"Haggis?" said Winthrop.
"Yes. — There was a good fellow of a Scotchman in the stage with me last night — he had the seat just behind me — and he and a brother Scotchman were discoursing valiantly of old world things; warming themselves up with the recollection. — Winthrop, have you got a bit of paper here? — And I heard the word 'haggis' over and over again, —'haggis' and 'parritch.' At last I turned round gravely — 'Pray sir,' said I, 'what is a haggis?' 'Weel, sir,' said he good-humouredly, — 'I don't just know the ingredients — it's made of meal, — and onions, I believe, —and other combustibles!!' — Winthrop, have you got any breakfast in the house?"
"Not much in the combustible line, I am afraid," said
Winthrop, putting up his books and going to the closet.
"Well if you can enact Mother Hubbard and 'give a poor dog a bone,' I shall be thankful, — for anything."
"I am afraid hunger has perverted your memory," said Winthrop.
"How?"
"If the cupboard should play its part now, the dog would go without any."
"O you'll do better for me than that, I hope," said Rufus; "for I couldn't go on enacting the dog's part long; he took to laughing, if I remember, and I should be beyond that directly."
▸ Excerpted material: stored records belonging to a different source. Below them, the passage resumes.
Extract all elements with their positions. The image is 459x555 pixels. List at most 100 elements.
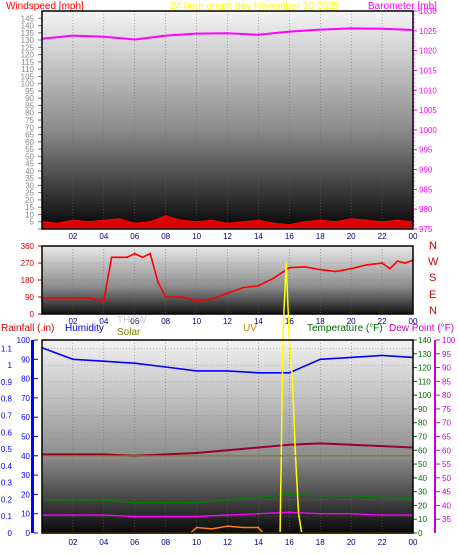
- rainfall-axis-label: Rainfall (.in): [1, 323, 54, 334]
- dewpoint-line-point: [72, 514, 74, 516]
- dewpoint-tick-label: 65: [442, 433, 451, 442]
- windspeed-point: [273, 222, 275, 224]
- wind-direction-point: [157, 280, 159, 283]
- temperature-line-point: [134, 501, 136, 504]
- x-tick-label: 00: [409, 317, 418, 326]
- dewpoint-tick-label: 40: [442, 501, 451, 510]
- panel3-time-axis: 02 04 06 08 10 12 14 16 18 20 22 00: [68, 538, 418, 547]
- barometer-tick-label: 1030: [419, 7, 437, 16]
- barometer-axis-label: Barometer [mb]: [368, 1, 437, 12]
- wind-direction-point: [334, 270, 337, 273]
- dewpoint-line-point: [134, 515, 136, 518]
- barometer-tick-label: 1000: [419, 126, 437, 135]
- panel2-frame: [41, 245, 414, 315]
- panel1-background: [42, 11, 413, 229]
- windspeed-tick-label: 140: [21, 22, 35, 31]
- temperature-line-point: [164, 501, 167, 504]
- rainfall-tick-label: 0.1: [1, 512, 13, 521]
- windspeed-tick-label: 50: [25, 152, 34, 161]
- direction-tick-label: 180: [21, 276, 35, 285]
- panel1-grid: [72, 11, 383, 229]
- temperature-tick-label: 120: [418, 364, 432, 373]
- wind-direction-point: [257, 284, 260, 287]
- x-tick-label: 18: [316, 232, 325, 241]
- windspeed-tick-label: 100: [21, 80, 35, 89]
- panel1-time-axis: 02 04 06 08 10 12 14 16 18 20 22 00: [68, 232, 418, 241]
- windspeed-tick-label: 130: [21, 36, 35, 45]
- barometer-tick-label: 985: [419, 185, 433, 194]
- barometer-point: [72, 34, 74, 37]
- windspeed-point: [211, 219, 213, 222]
- windspeed-tick-label: 20: [25, 196, 34, 205]
- wind-direction-point: [404, 262, 407, 264]
- dewpoint-line-point: [350, 513, 352, 515]
- windspeed-point: [164, 215, 167, 217]
- windspeed-point: [257, 219, 260, 222]
- dewpoint-tick-label: 50: [442, 474, 451, 483]
- windspeed-point: [242, 220, 244, 223]
- barometer-tick-label: 1020: [419, 47, 437, 56]
- panel2-time-axis: 02 04 06 08 10 12 14 16 18 20 22 00: [68, 317, 418, 326]
- temperature-tick-label: 40: [418, 474, 427, 483]
- humidity-tick-label: 50: [21, 433, 30, 442]
- direction-label-e: E: [429, 289, 436, 301]
- windspeed-point: [72, 219, 74, 222]
- rainfall-tick-label: 0.4: [1, 462, 13, 471]
- temperature-tick-label: 30: [418, 488, 427, 497]
- windspeed-tick-label: 115: [21, 58, 34, 67]
- humidity-tick-label: 80: [21, 375, 30, 384]
- x-tick-label: 06: [130, 317, 139, 326]
- x-tick-label: 16: [285, 317, 294, 326]
- windspeed-tick-label: 40: [25, 167, 34, 176]
- x-tick-label: 12: [223, 317, 232, 326]
- rainfall-tick-label: 0.2: [1, 495, 13, 504]
- dewpoint-tick-label: 60: [442, 446, 451, 455]
- solar-line-point: [285, 262, 287, 264]
- uv-line-point: [242, 526, 244, 529]
- uv-line-point: [257, 526, 260, 529]
- chart-title: 24 hour graph day November 10 2025: [170, 1, 339, 12]
- temperature-line-point: [350, 495, 352, 497]
- wind-direction-point: [180, 296, 183, 298]
- humidity-line-point: [381, 354, 383, 357]
- panel3-axes: 0 0.1 0.2 0.3 0.4 0.5 0.6 0.7 0.8 0.9 1 1.1 0 10 20 30 4…: [1, 336, 456, 538]
- windspeed-tick-label: 65: [25, 131, 34, 140]
- barometer-point: [257, 33, 260, 36]
- humidity-line-point: [226, 370, 229, 372]
- temperature-line-point: [288, 493, 291, 496]
- windspeed-area: [42, 215, 413, 229]
- windspeed-point: [303, 220, 306, 223]
- humidity-line-point: [195, 370, 198, 372]
- x-tick-label: 06: [130, 232, 139, 241]
- temperature-tick-label: 100: [418, 391, 432, 400]
- dewpoint-line-point: [103, 514, 105, 516]
- temperature-tick-label: 20: [418, 501, 427, 510]
- x-tick-label: 02: [68, 232, 77, 241]
- wind-direction-point: [56, 297, 59, 299]
- temperature-tick-label: 50: [418, 460, 427, 469]
- dewpoint-tick-label: 75: [442, 405, 451, 414]
- dewpoint-line-point: [195, 515, 198, 518]
- dewpoint-line-point: [164, 515, 167, 518]
- windspeed-point: [288, 223, 291, 226]
- windspeed-point: [103, 219, 105, 222]
- wind-direction-point: [72, 297, 74, 299]
- direction-tick-label: 270: [21, 259, 35, 268]
- dewpoint-tick-label: 90: [442, 364, 451, 373]
- wind-direction-point: [141, 256, 144, 259]
- solar-label: Solar: [117, 327, 141, 338]
- humidity-line-point: [103, 360, 105, 362]
- rainfall-tick-label: 0.8: [1, 395, 13, 404]
- barometer-point: [288, 30, 291, 33]
- x-tick-label: 00: [409, 232, 418, 241]
- thsw-line-point: [226, 449, 229, 451]
- temperature-line-point: [226, 499, 229, 501]
- windspeed-tick-label: 80: [25, 109, 34, 118]
- windspeed-tick-label: 145: [21, 14, 35, 23]
- temperature-tick-label: 90: [418, 405, 427, 414]
- wind-direction-point: [149, 252, 152, 255]
- wind-direction-point: [388, 267, 391, 270]
- thsw-line-point: [288, 444, 291, 446]
- x-tick-label: 12: [223, 538, 232, 547]
- direction-label-n-top: N: [429, 240, 437, 252]
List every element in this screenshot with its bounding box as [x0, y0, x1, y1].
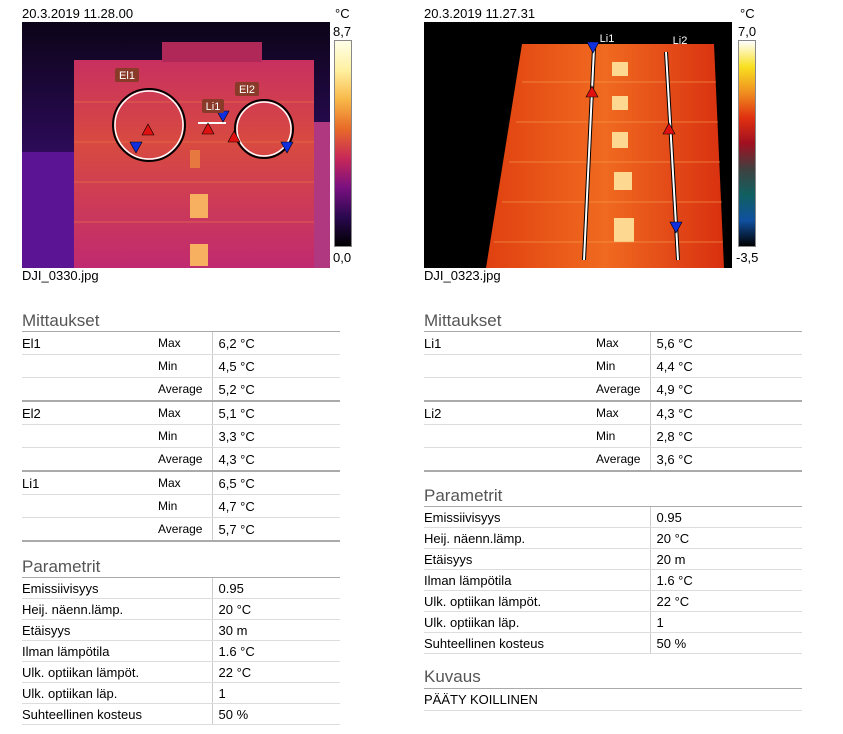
measure-name: El2 — [22, 401, 158, 425]
left-marker-el1-label: El1 — [119, 70, 135, 82]
left-scale-unit: °C — [335, 6, 350, 21]
right-marker-li2-label: Li2 — [673, 35, 688, 47]
left-thermal-image: El1 El2 Li1 — [22, 22, 330, 268]
left-params-table: Emissiivisyys 0.95 Heij. näenn.lämp. 20 °C… — [22, 578, 340, 725]
right-color-scale-bar — [738, 40, 756, 247]
left-marker-el2-label: El2 — [239, 84, 255, 96]
left-color-scale-bar — [334, 40, 352, 247]
left-filename: DJI_0330.jpg — [22, 268, 99, 283]
right-scale-max: 7,0 — [738, 24, 757, 39]
right-measurements-table: Li1 Max 5,6 °C Min 4,4 °C Average 4,9 °C Li2… — [424, 332, 802, 472]
left-timestamp: 20.3.2019 11.28.00 — [22, 6, 134, 21]
right-description-text: PÄÄTY KOILLINEN — [424, 690, 802, 711]
right-marker-li1-label: Li1 — [600, 33, 615, 45]
measure-name: Li1 — [22, 471, 158, 495]
left-scale-max: 8,7 — [333, 24, 352, 39]
left-params-title: Parametrit — [22, 557, 101, 576]
right-scale-unit: °C — [740, 6, 755, 21]
right-thermal-image: Li1 Li2 — [424, 22, 732, 268]
left-scale-min: 0,0 — [333, 250, 352, 265]
right-timestamp: 20.3.2019 11.27.31 — [424, 6, 536, 21]
right-params-title: Parametrit — [424, 486, 503, 505]
right-measurements-title: Mittaukset — [424, 311, 502, 330]
left-measurements-title: Mittaukset — [22, 311, 100, 330]
left-marker-li1-label: Li1 — [206, 101, 221, 113]
right-description-title: Kuvaus — [424, 667, 481, 686]
right-scale-min: -3,5 — [736, 250, 759, 265]
measure-name: El1 — [22, 332, 158, 355]
right-filename: DJI_0323.jpg — [424, 268, 501, 283]
left-measurements-table: El1 Max 6,2 °C Min 4,5 °C Average 5,2 °C El2… — [22, 332, 340, 542]
right-params-table: Emissiivisyys 0.95 Heij. näenn.lämp. 20 °C… — [424, 507, 802, 654]
measure-name: Li1 — [424, 332, 596, 355]
measure-name: Li2 — [424, 401, 596, 425]
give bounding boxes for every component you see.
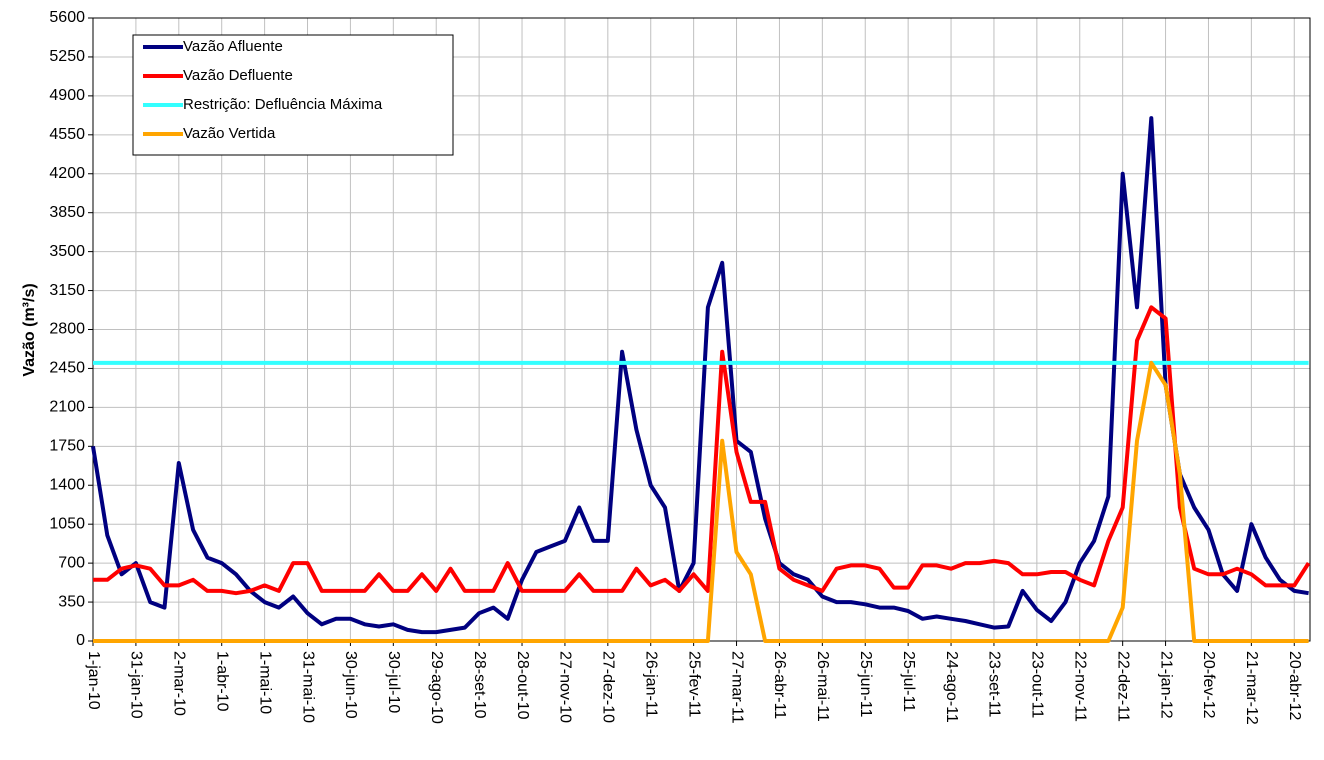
y-tick-label: 0 [76,632,85,649]
x-tick-label: 1-abr-10 [213,651,230,712]
x-tick-label: 22-dez-11 [1114,651,1131,722]
y-tick-label: 4900 [49,87,85,104]
x-tick-label: 22-nov-11 [1072,651,1089,722]
y-tick-label: 2100 [49,399,85,416]
legend-label: Vazão Defluente [183,67,293,84]
legend: Vazão Afluente Vazão Defluente Restrição: … [132,34,454,156]
x-tick-label: 31-jan-10 [128,651,145,719]
series-line [93,360,1309,643]
y-tick-label: 3850 [49,204,85,221]
x-tick-label: 25-jul-11 [900,651,917,712]
x-tick-label: 27-nov-10 [557,651,574,723]
y-tick-label: 2800 [49,321,85,338]
x-tick-label: 26-mai-11 [814,651,831,722]
x-tick-label: 23-set-11 [986,651,1003,718]
y-tick-label: 350 [58,593,85,610]
x-tick-label: 21-jan-12 [1157,651,1174,719]
y-tick-label: 4200 [49,165,85,182]
x-tick-label: 20-abr-12 [1286,651,1303,720]
legend-label: Restrição: Defluência Máxima [183,96,383,113]
y-tick-label: 1050 [49,515,85,532]
legend-label: Vazão Afluente [183,38,283,55]
y-tick-label: 3500 [49,243,85,260]
y-axis-label: Vazão (m³/s) [21,283,38,376]
y-tick-label: 1750 [49,438,85,455]
x-tick-label: 23-out-11 [1029,651,1046,718]
legend-label: Vazão Vertida [183,125,276,142]
x-tick-label: 25-fev-11 [685,651,702,718]
legend-box [132,34,454,156]
x-tick-label: 24-ago-11 [943,651,960,723]
x-tick-label: 2-mar-10 [171,651,188,716]
y-tick-label: 1400 [49,476,85,493]
y-tick-label: 5250 [49,48,85,65]
x-tick-label: 1-jan-10 [85,651,102,710]
y-tick-label: 4550 [49,126,85,143]
series-line [93,305,1311,596]
x-tick-label: 29-ago-10 [428,651,445,724]
x-tick-label: 27-dez-10 [600,651,617,723]
x-tick-label: 28-set-10 [471,651,488,719]
x-tick-label: 26-abr-11 [771,651,788,719]
x-tick-label: 27-mar-11 [728,651,745,724]
x-tick-label: 28-out-10 [514,651,531,720]
x-tick-label: 25-jun-11 [857,651,874,718]
x-tick-label: 21-mar-12 [1243,651,1260,725]
x-tick-label: 30-jun-10 [342,651,359,719]
series-line [91,116,1309,635]
y-tick-label: 2450 [49,360,85,377]
y-tick-label: 3150 [49,282,85,299]
x-tick-label: 26-jan-11 [642,651,659,718]
x-tick-label: 20-fev-12 [1200,651,1217,719]
y-tick-label: 5600 [49,9,85,26]
x-tick-label: 30-jul-10 [385,651,402,713]
x-tick-label: 1-mai-10 [256,651,273,714]
x-tick-label: 31-mai-10 [299,651,316,723]
y-tick-label: 700 [58,554,85,571]
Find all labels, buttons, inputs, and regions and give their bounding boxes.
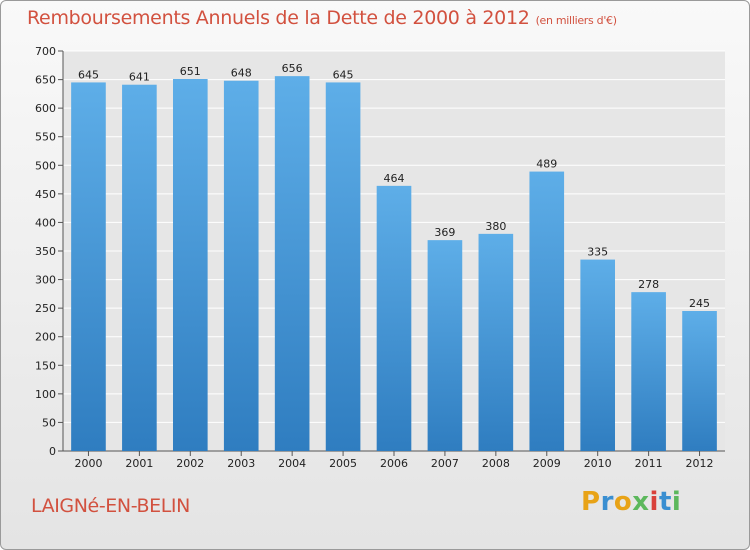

"Does that ever happen?" said Winthrop, as he brought out of the cupboard his bits of stores; a plate with the end of a loaf of bread, a little pitcher of milk, and another plate with some remains of cold beefsteak. For all reply, Rufus seized upon a piece of bread, to begin with, and thrusting a fork into the beefsteak, he held it in front of the just- burning firebrands. Winthrop stood looking on, while Rufus, the beefsteak, and the smoke, seemed mutually intent upon each other. It was a question of time, and patience; not to speak of fortitude.
"Winthrop," said Rufus changing hands with his fork, — "have you any coffee?"